Я устала бороться, обвисла, захлебнулась уже совсем другими слезами. Горькими, болезненными, жгущими кожу. А чертов Зима не унимался. Как ополоумевший, принялся слизывать эти горючие потоки с моих щек, губ, будто стремясь избавить от их токсичного действия на меня, будто мог знать о нем как-то. Терся об меня, буквально размазывал по себе, продолжая бормотать свое бесконечное «нельзя-нельзя-нельзя» и остальную дикую околесицу. Я из последних сил дернулась, попыталась мотнуть головой, отвернуться. Он сжал волосы сильнее, не позволяя, по-прежнему лихорадочно шаря по моей коже ртом. Я укусила его за губу, и к вкусу соли добавился еще и металл. Артем и не подумал прекратить. Наоборот, словно окончательно обезумел, сорвался, начав чуть не пожирать меня заживо. Захватил своим ртом мой, ловя момент, когда из меня рвалось очередное рыдание, вталкивал язык между моих зубов, наплевав на то, что наверняка ранился ими. Он вел себя как зверь, ни капли не по-людски вылизывал, а не целовал. Поглощал, вымаливал чего-то, совсем не ласкал. Вторгался глубоко, заставляя открыться так, что было больно моим челюстям. И стонал, мычал, порыкивал между этими поцелуями-пожираниями и лихорадочным бредом, который нес тоже совсем не по-человечески.

– Сволочь! – завертела я головой, силясь отказать ему в этом ненормальном контакте.

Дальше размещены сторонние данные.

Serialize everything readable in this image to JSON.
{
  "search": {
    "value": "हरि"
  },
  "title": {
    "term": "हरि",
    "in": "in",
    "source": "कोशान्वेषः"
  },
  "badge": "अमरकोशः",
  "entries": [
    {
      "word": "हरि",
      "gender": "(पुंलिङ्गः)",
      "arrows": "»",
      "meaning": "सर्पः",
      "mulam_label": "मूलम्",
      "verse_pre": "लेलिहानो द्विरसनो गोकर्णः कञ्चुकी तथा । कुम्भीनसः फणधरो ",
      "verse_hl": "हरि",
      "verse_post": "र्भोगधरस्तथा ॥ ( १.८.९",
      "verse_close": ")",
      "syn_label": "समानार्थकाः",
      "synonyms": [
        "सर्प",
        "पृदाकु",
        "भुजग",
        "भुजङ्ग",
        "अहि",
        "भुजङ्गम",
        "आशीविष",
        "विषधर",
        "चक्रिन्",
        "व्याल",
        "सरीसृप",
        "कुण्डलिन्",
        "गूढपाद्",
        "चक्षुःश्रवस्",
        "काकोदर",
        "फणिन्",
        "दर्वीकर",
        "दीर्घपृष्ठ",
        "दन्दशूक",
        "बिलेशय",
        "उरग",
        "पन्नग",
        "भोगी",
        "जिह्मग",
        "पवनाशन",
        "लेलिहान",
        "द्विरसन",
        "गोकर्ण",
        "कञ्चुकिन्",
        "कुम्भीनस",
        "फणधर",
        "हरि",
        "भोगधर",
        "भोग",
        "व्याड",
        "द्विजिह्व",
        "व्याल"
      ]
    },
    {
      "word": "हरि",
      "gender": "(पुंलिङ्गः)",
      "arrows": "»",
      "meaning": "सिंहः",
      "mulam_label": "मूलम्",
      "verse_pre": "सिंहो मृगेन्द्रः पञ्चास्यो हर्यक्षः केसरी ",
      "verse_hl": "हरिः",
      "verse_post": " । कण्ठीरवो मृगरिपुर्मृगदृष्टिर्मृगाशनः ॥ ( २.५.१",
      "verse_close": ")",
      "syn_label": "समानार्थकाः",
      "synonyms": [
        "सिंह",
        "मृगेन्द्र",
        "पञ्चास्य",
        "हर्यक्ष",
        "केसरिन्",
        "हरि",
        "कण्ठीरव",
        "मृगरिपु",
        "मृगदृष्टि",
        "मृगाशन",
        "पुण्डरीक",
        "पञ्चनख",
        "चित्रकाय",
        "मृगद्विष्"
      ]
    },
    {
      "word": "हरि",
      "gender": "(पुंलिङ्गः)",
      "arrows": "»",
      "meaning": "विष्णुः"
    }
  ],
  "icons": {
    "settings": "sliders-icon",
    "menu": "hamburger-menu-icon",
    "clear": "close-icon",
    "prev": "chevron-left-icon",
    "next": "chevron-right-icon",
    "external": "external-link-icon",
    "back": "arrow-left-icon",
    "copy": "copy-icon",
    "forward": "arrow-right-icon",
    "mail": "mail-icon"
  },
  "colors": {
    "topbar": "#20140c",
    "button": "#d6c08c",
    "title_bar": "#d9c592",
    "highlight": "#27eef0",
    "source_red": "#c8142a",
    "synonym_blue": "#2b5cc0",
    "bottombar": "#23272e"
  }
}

Контакте, от которого сама валилась в такое же безумие. – Какая же ты сволочь! За что?

Почему, почему мне не может быть просто противно от каждого его касания? Почему не стошнит от этих… не поцелуев, нет. Вжираний каких-то. Почему не просто? Почему меня швыряет, как тряпку на ветру, и ветер этот то жаркий, пряный, разреженный, то окатывающий холодом, сковывающий, душащий неподъемной густотой и тяжестью. Почему не раздираю его ногтями, карая, гонясь за его болью, а вгоняю их в его затылок, как если бы нуждалась в том, чтобы удержать, сделать ближе.